Tk 10bn Refinance Fund For Export Sector

BB inks deal with 14 banks, NBFIs

Staff Correspondent

26 February, 2021 12:00 AM printer

BB inks deal with 14 banks, NBFIs

Bangladesh Bank (BB) on Thursday signed participation agreements with nine banks and five non-bank financial institutions (NBFIs) to implement a Tk 10 billion refinance scheme for export-oriented industries.

BB formed the refinance fund on January 17 this year in conformity of the ‘Export policy 2018- 21’ to enhance the competitive capacity and sustainability of export-oriented industries.

The fund would be granted for the development and upgradation of technology and capital machinery for energy-efficiency, automation, operations management, waste management; air, heat and water management, workplace management, human resource development and sales and marketing.

The fund will carry interest rates between 5 per cent and 6 per cent.

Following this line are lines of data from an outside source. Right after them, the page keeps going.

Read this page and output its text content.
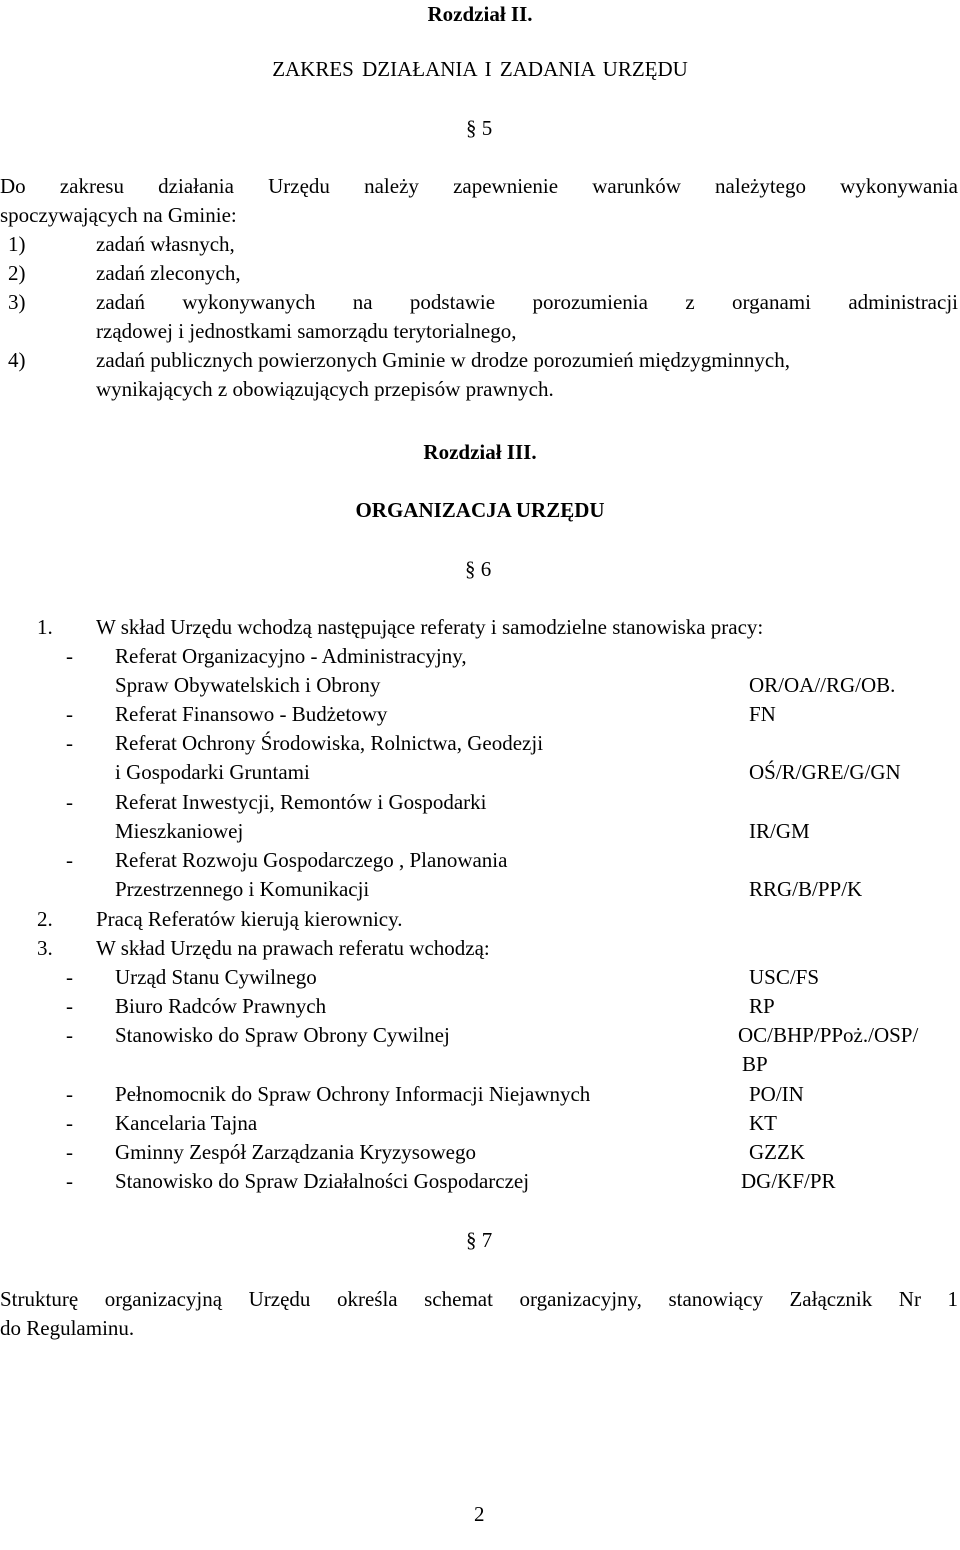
Rozdział II.
ZAKRES DZIAŁANIA I ZADANIA URZĘDU
§ 5
Do zakresu działania Urzędu należy zapewnienie warunków należytego wykonywania
spoczywających na Gminie:
1)	zadań własnych,
2)	zadań zleconych,
3)	zadań wykonywanych na podstawie porozumienia z organami administracji
rządowej i jednostkami samorządu terytorialnego,
4)	zadań publicznych powierzonych Gminie w drodze porozumień międzygminnych,
wynikających z obowiązujących przepisów prawnych.
Rozdział III.
ORGANIZACJA URZĘDU
§ 6
1. W skład Urzędu wchodzą następujące referaty i samodzielne stanowiska pracy:
- Referat Organizacyjno - Administracyjny,
Spraw Obywatelskich i Obrony	OR/OA//RG/OB.
- Referat Finansowo - Budżetowy	FN
- Referat Ochrony Środowiska, Rolnictwa, Geodezji
i Gospodarki Gruntami	OŚ/R/GRE/G/GN
- Referat Inwestycji, Remontów i Gospodarki
Mieszkaniowej	IR/GM
- Referat Rozwoju Gospodarczego , Planowania
Przestrzennego i Komunikacji	RRG/B/PP/K
2. Pracą Referatów kierują kierownicy.
3. W skład Urzędu na prawach referatu wchodzą:
- Urząd Stanu Cywilnego	USC/FS
- Biuro Radców Prawnych	RP
- Stanowisko do Spraw Obrony Cywilnej	OC/BHP/PPoż./OSP/
BP
- Pełnomocnik do Spraw Ochrony Informacji Niejawnych	PO/IN
- Kancelaria Tajna	KT
- Gminny Zespół Zarządzania Kryzysowego	GZZK
- Stanowisko do Spraw Działalności Gospodarczej	DG/KF/PR
§ 7
Strukturę organizacyjną Urzędu określa schemat organizacyjny, stanowiący Załącznik Nr 1
do Regulaminu.
2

The priority sectors specified in the export policy 2018-21 along with 32 special development sectors would get fund from the revolving fund.

The industries would get up to 70 per cent of their upgradation expenses from the refinance fund for up to 10 years with up to one year grace period. However, consultancy, maintenance, repairing and working capital expenses cannot be excluded from the loan amount.

BB Deputy Governor Ahmed Jamal was present at the deal signing ceremony as the chief guest. Md. Shahidul Islam, Executive Director, Khondkar Morshed Millat, General Manager and other high officials of the Sustainable Finance Department (SFD) of the central bank were also present on the occasion.

Eastern Bank, Mutual Trust Bank, Mercantile Bank Limited, Southeast Bank, Exim Bank, Premier Bank, NRB Bank, Bangladesh Krishi Bank, IPDC Finance, IDLC Finance, Bangladesh Finance and Investment Co. Ltd, United Finance and Infrastructure Development Co. Ltd are the participating banks and NFIs for the refinance scheme. 

To finance the initiatives, the banks and financial institutions would get fund from the central bank at 3 per cent (1 percentage point lower than the current bank rate of 4 per cent). Banks and financial institutions would be allowed to charge another 2-3 per cent as margin on the export-oriented industries.

To accomplish the targets as per the government’s Vision 2021, enhancement of per capita export earnings and a notable increase in its contribution to GDP would be vital, a recent BB circular said.

The refinance fund was formed with the BB’s own source.